在 for 循环中引用/取消引用向量元素
在下面的代码中,我想在迭代之后保留 number_list,因为 for 使用的 .into_iter()默认会消耗.因此,我假设 n: &i32 并且我可以通过取消引用获得 n 的值.
In the code below, I want to retain number_list, after iterating over it, since the .into_iter() that for uses by default will consume. Thus, I am assuming that n: &i32 and I can get the value of n by dereferencing.
fn main() {
let number_list = vec![24, 34, 100, 65];
let mut largest = number_list[0];
for n in &number_list {
if *n > largest {
largest = *n;
}
}
println!("{}", largest);
}
有人告诉我,我们可以使用 &n 作为模式"来代替这个:
It was revealed to me that instead of this, we can use &n as a 'pattern':
fn main() {
let number_list = vec![24, 34, 100, 65];
let mut largest = number_list[0];
for &n in &number_list {
if n > largest {
largest = n;
}
}
println!("{}", largest);
number_list;
}
我的困惑(请记住我没有涵盖模式)是我希望因为 n: &i32,然后 &n: &&i32 而不是它解析为值(如果双引用甚至可能).为什么会发生这种情况,& 的含义是否因上下文而异?

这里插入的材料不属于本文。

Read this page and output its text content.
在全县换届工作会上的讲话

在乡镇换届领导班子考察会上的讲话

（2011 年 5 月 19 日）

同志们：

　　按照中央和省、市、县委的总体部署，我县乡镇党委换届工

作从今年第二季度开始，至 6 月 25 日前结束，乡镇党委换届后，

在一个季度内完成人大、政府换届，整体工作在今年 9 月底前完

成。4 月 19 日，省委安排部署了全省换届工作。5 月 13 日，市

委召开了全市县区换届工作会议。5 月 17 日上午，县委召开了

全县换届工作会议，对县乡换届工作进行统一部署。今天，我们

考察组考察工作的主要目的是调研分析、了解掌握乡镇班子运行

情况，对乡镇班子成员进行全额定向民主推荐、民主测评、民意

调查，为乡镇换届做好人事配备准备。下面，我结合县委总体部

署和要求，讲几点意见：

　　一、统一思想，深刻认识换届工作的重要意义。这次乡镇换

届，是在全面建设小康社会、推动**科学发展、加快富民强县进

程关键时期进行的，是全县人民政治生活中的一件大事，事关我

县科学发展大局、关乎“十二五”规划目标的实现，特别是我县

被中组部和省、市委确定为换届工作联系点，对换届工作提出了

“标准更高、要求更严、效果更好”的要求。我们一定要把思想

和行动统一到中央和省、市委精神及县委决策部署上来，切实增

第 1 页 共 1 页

My confusion (and bear in mind I haven't covered patterns) is that I would expect that since n: &i32, then &n: &&i32 rather than it resolving to the value (if a double ref is even possible). Why does this happen, and does the meaning of & differ depending on context?
将引用视为一种容器会有所帮助.为了进行比较,请考虑 Option,我们可以在其中使用模式匹配解开"值,例如在 if let 语句中:
It can help to think of a reference as a kind of container. For comparison, consider Option, where we can "unwrap" the value using pattern-matching, for example in an if let statement:
let n = 100;
let opt = Some(n);
if let Some(p) = opt {
// do something with p
}
我们为 Option 调用 Some 和 None 构造函数,因为它们每个都会产生一个 选项代码>.同样,您可以将 & 视为引用的构造函数.并且语法是对称的:
We call Some and None constructors for Option, because they each produce a value of type Option. In the same way, you can think of & as a constructor for a reference. And the syntax is symmetric:
let n = 100;
let reference = &n;
if let &p = reference {
// do something with p
}
您可以在将值绑定到变量的任何地方使用此功能,这种情况随处可见.例如:
You can use this feature in any place where you are binding a value to a variable, which happens all over the place. For example:
if let,同上
匹配表达式:
match opt {
Some(1) => { ... },
Some(p) => { ... },
None => { ... },
}
match reference {
&1 => { ... },
&p => { ... },
}
在函数参数中:
In function arguments:
fn foo(&p: &i32) { ... }
循环:
Loops:
for &p in iter_of_i32_refs {
...
}
可能还有 更多.
请注意,最后两个对 Option 不起作用,因为如果找到 None 而不是 Some,它们会恐慌,但是引用不会发生这种情况,因为它们只有一个构造函数,&.
Note that the last two won't work for Option because they would panic if a None was found instead of a Some, but that can't happen with references because they only have one constructor, &.
& 的含义是否因上下文而异?
does the meaning of
&differ depending on context?
希望,如果您可以将 & 解释为构造函数而不是运算符,那么您会发现它的含义不会改变.Rust 的一个非常酷的特性是,您可以在表达式的右侧使用构造函数来创建值,在左侧使用构造函数将它们分开(解构).
Hopefully, if you can interpret & as a constructor instead of an operator, then you'll see that its meaning doesn't change. It's a pretty cool feature of Rust that you can use constructors on the right hand side of an expression for creating values and on the left hand side for taking them apart (destructuring).